Dateline: April 19, 2013*
In my garden, I always savor the often unheralded plants. Plants that many remove from their own landscapes because they are unattractive “weeds”. If you remove Thistle (Cirsium spp.), you are missing out on experiences better than any action movie.
Meet Nuttall’s Thistle (Cirsium nuttallii) a resident of my landscape. This guy took forever to bloom, starting out with dirt hugging basal leaves about 12 inches in diameter. Slowly it began reaching for the skies, eventually becoming eye to eye with me. Five foot tall (or short depending on who’s doing the measuring).
I patiently waited as this larval host for Painted Lady Butterflies (Vanessa cardui) and the little Metalmark butterfly (Calephelis virginiensis) slowly grew to produce one of the most abundant food provider of any Florida Native Plant I have encountered in my garden. I’m still searching daily for caterpillars, but they are elusive at this point, that or with the way this plant can stick you, I’m reluctant to get stabbed in the search.
What I did find is somewhat awe-inspiring. I’ll let the photos speak for themselves.
big lady bugs
spotless lady bugs
Jagged Ambush Bugs (Phymata fasciata)
Wasps of various shapes and sizes
Ichneumon Wasp (Therion morio) use moth larvae as its host.
Some type of Diptera, likely a flesh fly whose Larvae parasitize bees, cicadas, termites, grasshoppers/locusts, millipedes, earthworms, and snails. Adults have a sweet tooth choosing nectar, sap, fruit juices and as this guy likely is, honeydew produced by the aphids.

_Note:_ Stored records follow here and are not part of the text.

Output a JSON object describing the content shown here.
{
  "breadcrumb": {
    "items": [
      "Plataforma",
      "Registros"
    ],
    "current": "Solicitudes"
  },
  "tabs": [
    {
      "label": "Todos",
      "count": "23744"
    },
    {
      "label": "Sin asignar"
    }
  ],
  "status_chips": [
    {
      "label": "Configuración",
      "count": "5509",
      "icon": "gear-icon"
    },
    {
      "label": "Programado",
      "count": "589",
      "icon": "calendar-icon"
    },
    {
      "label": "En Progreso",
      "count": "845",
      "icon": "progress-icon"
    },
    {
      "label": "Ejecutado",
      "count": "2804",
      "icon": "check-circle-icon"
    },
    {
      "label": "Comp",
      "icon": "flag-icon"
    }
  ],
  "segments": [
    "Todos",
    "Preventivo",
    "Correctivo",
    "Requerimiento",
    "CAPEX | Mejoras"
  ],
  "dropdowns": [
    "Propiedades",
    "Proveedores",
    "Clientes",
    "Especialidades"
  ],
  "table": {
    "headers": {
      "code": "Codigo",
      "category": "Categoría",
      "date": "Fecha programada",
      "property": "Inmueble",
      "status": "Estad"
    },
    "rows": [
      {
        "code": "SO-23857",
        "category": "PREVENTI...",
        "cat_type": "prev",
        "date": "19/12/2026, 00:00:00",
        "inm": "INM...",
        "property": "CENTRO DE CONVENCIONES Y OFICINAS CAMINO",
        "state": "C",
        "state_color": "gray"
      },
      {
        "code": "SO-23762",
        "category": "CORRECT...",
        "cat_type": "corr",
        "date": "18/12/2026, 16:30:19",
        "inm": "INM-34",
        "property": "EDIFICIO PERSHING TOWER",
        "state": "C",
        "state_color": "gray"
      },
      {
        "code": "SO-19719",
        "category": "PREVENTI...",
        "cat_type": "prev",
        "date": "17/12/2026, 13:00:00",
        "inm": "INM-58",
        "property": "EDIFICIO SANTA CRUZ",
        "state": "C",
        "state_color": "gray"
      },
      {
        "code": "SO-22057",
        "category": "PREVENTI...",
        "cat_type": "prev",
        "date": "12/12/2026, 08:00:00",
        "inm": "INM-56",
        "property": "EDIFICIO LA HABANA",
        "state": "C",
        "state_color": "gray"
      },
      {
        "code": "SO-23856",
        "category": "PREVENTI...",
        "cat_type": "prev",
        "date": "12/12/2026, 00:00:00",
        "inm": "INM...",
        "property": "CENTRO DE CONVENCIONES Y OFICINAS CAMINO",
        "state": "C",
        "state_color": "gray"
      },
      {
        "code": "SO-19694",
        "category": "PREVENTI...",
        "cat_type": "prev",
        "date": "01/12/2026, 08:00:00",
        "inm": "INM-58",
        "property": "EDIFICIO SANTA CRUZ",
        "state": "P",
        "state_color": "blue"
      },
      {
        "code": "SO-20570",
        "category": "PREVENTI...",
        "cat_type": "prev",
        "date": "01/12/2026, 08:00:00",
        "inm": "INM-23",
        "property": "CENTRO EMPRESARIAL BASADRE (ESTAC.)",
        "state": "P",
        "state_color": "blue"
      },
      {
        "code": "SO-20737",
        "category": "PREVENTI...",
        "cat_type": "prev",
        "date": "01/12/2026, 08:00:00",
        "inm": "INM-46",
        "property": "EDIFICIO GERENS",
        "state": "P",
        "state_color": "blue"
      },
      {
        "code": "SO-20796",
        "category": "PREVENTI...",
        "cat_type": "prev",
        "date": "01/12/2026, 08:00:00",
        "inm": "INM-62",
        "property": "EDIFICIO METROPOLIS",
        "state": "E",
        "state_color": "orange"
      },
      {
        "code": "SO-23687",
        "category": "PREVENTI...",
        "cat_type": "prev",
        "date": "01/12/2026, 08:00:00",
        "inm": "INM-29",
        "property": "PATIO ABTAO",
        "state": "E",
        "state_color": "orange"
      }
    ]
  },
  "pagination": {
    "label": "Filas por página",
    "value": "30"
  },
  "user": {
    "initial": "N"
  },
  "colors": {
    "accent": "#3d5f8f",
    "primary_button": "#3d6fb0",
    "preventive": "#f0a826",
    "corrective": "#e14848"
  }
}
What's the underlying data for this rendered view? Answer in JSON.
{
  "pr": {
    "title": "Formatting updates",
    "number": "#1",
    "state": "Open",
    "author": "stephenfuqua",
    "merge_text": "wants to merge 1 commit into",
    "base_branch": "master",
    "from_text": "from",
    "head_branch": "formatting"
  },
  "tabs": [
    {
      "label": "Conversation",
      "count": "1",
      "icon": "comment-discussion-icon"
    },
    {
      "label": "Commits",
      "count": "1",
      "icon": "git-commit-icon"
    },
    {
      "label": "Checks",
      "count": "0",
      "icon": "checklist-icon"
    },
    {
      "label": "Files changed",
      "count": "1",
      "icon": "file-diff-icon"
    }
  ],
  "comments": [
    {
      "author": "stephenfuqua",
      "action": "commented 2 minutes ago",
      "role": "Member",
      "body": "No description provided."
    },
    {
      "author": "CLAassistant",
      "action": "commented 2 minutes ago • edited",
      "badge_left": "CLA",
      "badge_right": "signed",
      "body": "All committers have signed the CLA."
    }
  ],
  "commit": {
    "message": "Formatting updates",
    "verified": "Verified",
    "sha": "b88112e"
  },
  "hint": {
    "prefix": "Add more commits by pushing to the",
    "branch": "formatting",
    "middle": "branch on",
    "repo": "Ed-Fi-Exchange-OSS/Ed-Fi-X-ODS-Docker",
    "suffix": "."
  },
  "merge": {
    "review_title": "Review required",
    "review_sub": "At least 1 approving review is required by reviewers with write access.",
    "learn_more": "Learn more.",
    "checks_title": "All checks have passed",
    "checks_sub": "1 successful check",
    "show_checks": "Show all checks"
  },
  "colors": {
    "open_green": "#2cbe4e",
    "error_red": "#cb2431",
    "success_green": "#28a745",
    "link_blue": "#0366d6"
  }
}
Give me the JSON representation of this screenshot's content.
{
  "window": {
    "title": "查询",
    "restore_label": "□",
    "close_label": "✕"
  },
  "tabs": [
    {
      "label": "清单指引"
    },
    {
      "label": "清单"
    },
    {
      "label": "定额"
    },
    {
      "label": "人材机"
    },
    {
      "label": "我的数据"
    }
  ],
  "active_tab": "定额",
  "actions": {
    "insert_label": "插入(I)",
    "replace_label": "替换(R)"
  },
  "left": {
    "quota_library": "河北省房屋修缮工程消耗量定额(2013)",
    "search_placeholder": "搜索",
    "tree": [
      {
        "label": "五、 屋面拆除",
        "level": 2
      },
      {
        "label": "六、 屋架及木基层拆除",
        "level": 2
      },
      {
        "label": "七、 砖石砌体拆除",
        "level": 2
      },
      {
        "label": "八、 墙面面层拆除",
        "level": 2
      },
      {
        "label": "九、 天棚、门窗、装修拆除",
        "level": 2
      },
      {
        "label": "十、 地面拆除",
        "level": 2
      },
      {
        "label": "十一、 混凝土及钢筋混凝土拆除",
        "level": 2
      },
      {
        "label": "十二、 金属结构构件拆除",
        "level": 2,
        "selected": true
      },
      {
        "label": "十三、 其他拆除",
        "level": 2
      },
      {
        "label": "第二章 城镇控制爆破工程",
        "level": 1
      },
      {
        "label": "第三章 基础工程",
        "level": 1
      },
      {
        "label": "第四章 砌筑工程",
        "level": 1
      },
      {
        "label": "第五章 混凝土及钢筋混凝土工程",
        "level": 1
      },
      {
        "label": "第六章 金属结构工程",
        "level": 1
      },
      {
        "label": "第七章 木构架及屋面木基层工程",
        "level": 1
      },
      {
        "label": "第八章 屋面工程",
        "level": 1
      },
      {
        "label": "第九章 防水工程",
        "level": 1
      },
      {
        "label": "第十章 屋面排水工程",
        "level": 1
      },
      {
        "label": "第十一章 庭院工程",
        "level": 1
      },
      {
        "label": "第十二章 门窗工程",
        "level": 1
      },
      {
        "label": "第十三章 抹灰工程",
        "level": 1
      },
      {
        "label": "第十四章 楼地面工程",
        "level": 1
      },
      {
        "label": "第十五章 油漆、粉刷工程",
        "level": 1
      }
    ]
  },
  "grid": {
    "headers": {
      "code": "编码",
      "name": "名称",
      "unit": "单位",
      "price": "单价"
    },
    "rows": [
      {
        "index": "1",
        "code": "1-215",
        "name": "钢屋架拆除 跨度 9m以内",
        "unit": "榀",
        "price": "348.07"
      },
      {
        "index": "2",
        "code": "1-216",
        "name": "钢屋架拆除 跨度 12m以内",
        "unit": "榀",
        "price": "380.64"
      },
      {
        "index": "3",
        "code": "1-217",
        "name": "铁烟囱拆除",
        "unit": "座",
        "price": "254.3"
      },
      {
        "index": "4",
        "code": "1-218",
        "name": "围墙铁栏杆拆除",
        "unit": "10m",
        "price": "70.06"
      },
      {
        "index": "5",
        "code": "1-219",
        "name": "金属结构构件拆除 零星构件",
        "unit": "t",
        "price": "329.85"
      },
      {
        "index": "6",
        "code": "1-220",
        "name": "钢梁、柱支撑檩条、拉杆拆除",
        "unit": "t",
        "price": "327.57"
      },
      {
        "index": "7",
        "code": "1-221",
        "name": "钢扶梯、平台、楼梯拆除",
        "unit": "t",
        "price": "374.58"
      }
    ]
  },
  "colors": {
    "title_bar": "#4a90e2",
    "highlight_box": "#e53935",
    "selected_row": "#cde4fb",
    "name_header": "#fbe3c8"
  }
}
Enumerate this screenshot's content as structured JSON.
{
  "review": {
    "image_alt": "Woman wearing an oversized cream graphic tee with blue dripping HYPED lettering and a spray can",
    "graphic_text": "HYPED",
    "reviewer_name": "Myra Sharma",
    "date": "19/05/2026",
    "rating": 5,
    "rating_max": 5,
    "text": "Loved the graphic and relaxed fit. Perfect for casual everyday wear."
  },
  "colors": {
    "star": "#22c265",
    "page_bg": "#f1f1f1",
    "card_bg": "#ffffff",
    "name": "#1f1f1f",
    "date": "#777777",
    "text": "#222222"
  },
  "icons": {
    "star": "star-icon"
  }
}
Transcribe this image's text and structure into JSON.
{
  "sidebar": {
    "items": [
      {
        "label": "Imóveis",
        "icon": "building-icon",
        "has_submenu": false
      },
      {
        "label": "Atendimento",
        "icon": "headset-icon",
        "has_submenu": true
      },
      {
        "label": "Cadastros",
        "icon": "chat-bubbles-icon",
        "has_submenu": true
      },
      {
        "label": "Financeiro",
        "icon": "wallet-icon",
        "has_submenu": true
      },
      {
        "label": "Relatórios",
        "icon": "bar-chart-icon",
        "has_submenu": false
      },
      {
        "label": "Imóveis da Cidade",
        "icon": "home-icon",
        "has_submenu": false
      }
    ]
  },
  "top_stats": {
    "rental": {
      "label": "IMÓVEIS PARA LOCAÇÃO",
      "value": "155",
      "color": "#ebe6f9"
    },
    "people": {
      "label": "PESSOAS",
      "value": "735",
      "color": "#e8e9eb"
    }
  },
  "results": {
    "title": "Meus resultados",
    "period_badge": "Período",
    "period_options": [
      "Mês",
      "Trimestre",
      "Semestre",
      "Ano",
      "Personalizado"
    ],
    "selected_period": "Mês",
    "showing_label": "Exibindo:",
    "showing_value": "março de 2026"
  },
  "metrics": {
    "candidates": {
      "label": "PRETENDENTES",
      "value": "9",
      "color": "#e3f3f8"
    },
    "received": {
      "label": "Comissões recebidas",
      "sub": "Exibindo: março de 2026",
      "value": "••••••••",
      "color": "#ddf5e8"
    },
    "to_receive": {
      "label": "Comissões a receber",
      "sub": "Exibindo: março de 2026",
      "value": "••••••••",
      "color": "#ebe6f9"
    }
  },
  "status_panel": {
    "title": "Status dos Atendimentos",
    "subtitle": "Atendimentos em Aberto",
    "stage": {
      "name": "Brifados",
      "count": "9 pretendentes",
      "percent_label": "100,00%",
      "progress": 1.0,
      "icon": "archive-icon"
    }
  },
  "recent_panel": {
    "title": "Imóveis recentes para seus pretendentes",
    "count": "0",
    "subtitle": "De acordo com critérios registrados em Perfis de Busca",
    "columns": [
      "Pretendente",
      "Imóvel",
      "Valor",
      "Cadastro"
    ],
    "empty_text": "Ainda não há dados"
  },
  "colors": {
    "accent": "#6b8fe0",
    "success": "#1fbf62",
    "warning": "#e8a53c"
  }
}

Chalcidid Wasp (possibly Conura spp.) use butterfly and moth pupa as diet, but also will parasitize beetles and flies and some are secondary parasites of Ichneumon and Braconid Wasps.
Velvet ants (Dasymutilla spp.) are not ants, they are wasps.
Leaf-footed Bugs (Leptoglossus phyllopus) are a common visitor to thistle, and while a pest, if it hangs out on the thistle, it isn’t sucking the life out of your citrus.
Various stink bugs, both pests and predatory beneficials.
There are sure to be more species to come and I’ll venture to guess that the birds are waiting in the wings, so to speak, too reap the benefits of this amazing provider.